Concernant le codage, nous avons retenu le chiffrement (Javeau, 1978). Ainsi, nous avons opté pour un nombre de points allant de 1 à 4 (cf. annexes, p.214). Nous avons considéré que les réponses dans l’échelle graduée entre 0 et 6 étaient en désaccord avec la proposition et celles entre 7 et 12 en accord. Pour affiner le codage, nous avons découpé en quatre tranches les opinions et fait correspondre le nombre de points à ces tranches.

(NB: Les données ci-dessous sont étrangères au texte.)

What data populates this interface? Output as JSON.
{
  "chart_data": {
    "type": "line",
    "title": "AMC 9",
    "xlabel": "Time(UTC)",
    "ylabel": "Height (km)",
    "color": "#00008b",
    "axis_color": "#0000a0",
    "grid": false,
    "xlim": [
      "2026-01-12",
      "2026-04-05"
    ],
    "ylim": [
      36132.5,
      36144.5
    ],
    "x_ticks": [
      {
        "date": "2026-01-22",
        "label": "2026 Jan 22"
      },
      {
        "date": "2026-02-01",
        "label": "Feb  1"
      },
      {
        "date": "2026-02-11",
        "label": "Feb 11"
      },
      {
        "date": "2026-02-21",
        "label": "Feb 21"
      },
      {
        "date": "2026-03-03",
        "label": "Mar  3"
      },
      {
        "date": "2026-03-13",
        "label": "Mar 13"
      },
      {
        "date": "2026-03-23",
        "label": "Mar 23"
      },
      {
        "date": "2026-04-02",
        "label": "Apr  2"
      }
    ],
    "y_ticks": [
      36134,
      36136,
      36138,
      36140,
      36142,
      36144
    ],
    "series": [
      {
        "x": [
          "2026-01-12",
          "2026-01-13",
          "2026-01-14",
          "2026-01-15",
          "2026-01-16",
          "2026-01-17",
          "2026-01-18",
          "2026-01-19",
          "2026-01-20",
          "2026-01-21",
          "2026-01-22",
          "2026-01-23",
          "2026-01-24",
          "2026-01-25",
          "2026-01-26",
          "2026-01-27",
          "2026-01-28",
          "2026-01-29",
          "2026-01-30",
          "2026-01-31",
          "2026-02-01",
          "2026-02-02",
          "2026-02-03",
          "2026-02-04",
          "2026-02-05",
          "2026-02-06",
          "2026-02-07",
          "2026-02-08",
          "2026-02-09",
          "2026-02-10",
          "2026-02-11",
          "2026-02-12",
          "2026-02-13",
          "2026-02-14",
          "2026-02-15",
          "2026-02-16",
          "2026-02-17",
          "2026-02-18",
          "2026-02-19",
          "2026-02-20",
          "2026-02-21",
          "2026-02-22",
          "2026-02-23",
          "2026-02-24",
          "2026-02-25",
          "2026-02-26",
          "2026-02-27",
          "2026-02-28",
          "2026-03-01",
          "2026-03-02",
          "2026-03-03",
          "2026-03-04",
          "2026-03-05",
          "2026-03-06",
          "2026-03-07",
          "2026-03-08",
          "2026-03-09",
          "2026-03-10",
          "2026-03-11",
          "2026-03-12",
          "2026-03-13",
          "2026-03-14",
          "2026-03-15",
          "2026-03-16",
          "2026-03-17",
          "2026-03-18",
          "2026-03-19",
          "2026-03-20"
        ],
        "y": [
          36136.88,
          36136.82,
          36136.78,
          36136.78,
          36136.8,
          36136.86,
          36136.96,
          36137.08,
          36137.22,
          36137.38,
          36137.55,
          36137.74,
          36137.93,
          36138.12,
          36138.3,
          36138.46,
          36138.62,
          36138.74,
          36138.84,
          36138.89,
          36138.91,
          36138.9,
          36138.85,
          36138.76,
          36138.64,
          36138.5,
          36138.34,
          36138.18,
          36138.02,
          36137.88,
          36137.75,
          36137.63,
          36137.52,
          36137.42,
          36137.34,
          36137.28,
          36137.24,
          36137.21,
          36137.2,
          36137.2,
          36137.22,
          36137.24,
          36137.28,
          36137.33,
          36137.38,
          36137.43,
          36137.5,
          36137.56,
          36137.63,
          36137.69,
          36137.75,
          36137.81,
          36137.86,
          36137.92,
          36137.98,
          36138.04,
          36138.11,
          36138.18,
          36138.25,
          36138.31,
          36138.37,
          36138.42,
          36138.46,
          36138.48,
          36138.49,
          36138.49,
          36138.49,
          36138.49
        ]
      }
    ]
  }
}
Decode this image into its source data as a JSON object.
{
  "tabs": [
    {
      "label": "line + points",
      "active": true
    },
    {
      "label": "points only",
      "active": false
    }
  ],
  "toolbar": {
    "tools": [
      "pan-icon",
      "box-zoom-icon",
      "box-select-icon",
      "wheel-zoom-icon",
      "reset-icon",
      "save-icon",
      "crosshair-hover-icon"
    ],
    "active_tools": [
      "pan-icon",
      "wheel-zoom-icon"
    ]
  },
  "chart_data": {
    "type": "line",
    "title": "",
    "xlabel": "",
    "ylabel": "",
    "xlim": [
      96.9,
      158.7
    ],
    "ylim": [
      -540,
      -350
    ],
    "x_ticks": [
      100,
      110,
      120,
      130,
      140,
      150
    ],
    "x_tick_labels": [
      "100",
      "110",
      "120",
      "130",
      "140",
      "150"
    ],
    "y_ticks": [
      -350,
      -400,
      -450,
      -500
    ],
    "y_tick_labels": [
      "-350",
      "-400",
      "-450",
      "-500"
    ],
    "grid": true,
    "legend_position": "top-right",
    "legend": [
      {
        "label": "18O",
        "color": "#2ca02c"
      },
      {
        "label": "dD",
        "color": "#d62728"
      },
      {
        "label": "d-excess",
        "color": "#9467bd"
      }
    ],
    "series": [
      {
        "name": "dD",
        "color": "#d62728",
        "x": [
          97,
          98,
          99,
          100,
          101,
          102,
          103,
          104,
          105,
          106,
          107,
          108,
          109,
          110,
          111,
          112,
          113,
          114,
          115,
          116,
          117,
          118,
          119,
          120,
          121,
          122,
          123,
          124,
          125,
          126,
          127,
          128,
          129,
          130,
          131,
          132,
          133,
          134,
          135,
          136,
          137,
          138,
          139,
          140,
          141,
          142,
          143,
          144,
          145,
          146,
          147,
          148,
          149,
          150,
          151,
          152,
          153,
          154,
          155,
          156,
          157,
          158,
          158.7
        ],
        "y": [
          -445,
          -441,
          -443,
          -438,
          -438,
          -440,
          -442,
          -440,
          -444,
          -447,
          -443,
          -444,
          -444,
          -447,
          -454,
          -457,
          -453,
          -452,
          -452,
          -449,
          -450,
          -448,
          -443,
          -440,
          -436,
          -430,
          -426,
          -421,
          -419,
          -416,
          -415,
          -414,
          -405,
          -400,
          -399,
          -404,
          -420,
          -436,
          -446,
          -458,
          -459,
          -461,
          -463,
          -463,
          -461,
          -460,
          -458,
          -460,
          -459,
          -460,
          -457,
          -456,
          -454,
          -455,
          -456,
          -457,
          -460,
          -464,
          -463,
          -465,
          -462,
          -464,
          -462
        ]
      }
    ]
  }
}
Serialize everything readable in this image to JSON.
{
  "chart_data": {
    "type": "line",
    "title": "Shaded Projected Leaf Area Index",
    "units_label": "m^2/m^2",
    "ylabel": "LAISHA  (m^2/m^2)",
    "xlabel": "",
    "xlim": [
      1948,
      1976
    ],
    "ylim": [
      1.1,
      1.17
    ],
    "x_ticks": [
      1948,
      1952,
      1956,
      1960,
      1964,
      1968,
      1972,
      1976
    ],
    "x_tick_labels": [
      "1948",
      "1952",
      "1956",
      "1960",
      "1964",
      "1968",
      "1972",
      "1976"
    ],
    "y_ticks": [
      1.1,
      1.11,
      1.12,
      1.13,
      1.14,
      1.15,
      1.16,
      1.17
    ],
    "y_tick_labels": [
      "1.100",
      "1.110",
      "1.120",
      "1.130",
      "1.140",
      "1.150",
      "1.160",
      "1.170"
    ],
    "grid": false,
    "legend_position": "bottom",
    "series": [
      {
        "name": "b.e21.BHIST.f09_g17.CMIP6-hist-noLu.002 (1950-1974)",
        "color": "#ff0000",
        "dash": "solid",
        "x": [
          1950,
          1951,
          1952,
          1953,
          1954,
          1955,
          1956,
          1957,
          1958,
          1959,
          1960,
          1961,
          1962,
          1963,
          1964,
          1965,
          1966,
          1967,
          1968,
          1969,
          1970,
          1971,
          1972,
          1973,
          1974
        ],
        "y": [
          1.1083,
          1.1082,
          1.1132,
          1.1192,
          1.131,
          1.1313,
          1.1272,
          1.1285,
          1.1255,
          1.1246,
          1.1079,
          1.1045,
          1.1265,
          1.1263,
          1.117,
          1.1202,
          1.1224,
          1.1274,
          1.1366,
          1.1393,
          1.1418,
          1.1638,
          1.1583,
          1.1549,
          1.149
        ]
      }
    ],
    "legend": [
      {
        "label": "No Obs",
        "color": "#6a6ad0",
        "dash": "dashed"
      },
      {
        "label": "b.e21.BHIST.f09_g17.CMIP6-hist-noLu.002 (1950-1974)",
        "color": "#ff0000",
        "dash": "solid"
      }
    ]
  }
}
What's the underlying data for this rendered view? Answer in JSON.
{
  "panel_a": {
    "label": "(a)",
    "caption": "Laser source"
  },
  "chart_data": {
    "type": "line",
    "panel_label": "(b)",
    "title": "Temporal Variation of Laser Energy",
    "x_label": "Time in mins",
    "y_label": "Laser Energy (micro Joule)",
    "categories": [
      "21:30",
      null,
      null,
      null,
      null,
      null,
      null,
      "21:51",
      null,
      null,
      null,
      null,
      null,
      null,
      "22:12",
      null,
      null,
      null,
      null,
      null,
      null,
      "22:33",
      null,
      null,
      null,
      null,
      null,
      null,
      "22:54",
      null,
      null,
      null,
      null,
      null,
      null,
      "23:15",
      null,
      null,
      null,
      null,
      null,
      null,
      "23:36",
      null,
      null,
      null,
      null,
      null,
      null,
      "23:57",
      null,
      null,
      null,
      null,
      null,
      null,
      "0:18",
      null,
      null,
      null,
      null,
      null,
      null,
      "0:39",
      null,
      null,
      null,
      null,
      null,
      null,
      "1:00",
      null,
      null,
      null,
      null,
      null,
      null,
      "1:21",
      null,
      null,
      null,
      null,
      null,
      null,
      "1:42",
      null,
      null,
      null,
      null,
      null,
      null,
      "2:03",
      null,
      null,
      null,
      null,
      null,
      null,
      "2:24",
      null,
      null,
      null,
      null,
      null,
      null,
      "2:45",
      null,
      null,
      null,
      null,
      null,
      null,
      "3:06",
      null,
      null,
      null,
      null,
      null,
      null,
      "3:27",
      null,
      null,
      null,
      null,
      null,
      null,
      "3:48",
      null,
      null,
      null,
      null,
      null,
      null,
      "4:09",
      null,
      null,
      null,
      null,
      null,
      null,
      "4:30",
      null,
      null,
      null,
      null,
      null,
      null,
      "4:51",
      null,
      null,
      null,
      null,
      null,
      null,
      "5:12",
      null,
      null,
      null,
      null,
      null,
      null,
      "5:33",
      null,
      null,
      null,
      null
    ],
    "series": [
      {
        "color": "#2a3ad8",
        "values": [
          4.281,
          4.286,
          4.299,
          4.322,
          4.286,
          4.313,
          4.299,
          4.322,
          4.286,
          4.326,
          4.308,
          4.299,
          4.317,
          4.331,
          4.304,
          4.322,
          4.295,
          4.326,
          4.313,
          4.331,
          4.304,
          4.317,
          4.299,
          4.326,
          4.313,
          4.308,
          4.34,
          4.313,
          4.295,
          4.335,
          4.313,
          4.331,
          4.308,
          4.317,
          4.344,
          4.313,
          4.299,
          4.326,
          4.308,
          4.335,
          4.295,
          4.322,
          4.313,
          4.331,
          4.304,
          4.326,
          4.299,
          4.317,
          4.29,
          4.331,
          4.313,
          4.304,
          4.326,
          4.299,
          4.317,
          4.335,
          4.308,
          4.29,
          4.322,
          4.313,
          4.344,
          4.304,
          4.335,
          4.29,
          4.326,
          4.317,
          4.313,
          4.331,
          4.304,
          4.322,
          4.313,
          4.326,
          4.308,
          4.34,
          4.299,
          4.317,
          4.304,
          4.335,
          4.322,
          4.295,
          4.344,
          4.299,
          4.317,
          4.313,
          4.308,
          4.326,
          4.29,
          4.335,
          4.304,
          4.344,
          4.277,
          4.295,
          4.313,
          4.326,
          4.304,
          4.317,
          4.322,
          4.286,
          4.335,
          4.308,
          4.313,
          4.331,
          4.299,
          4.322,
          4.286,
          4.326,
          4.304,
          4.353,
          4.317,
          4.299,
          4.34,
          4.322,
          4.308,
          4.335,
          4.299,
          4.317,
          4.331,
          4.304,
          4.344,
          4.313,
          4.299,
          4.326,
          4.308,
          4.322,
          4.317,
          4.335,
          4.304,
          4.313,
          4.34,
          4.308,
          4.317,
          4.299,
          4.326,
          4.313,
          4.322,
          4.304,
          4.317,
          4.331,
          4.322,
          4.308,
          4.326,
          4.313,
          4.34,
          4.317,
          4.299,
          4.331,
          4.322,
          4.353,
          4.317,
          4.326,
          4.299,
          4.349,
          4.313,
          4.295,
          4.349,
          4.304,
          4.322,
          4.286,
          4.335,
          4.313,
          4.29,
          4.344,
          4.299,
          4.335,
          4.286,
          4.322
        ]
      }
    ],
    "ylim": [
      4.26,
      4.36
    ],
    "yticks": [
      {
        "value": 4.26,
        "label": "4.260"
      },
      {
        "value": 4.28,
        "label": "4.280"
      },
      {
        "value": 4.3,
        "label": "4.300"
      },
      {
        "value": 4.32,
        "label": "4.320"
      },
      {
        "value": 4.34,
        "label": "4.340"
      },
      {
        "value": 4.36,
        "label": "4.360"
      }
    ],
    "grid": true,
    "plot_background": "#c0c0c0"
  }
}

Tableau 4 : Correspondance des échelles de notre questionnaire

Echelle graduée Avis Codage

0, 1, 2, 3 pas du tout d’accord 1

4, 5, 6 plutôt pas d’accord 2

7, 8, 9 plutôt d’accord 3

10, 11, 12 tout à fait d’accord 4

Dans un troisième temps, nous avons calculé le pourcentage d’avis en accord, en désaccord ou sans opinion selon les propositions (cf. annexes, p.218). Cette façon de procéder nous a permis de dépouiller très facilement les questionnaires et d’en faire ressortir certaines tendances, qui nous ont permis d’affiner notre analyse des interviews. Nous sommes cependant tout à fait conscientes que cette manière de réduire les opinions à une cotation puis à un pourcentage est très restrictive en ce qu’elle ne dessine qu’une tendance et n’offre pas des résultats à prendre tels quels. Cependant, nous rappelons que ces questionnaires "pré-entretien" ne sont en quelque sorte qu'une première approche de nos questions de recherche. Ils sont complétés par des entretiens de recherche personnels, en face-à-face, et traités de manière qualitative, ce qui permet d'approfondir toutes les questions que nous avons abordées dans ces questionnaires "pré-entretien". Cette complémentarité des méthodes d'entretien nous paraît être une force dans la mesure où cela permet d'entrer de manière diversifiée dans la complexité des représentations internes des personnes interrogées.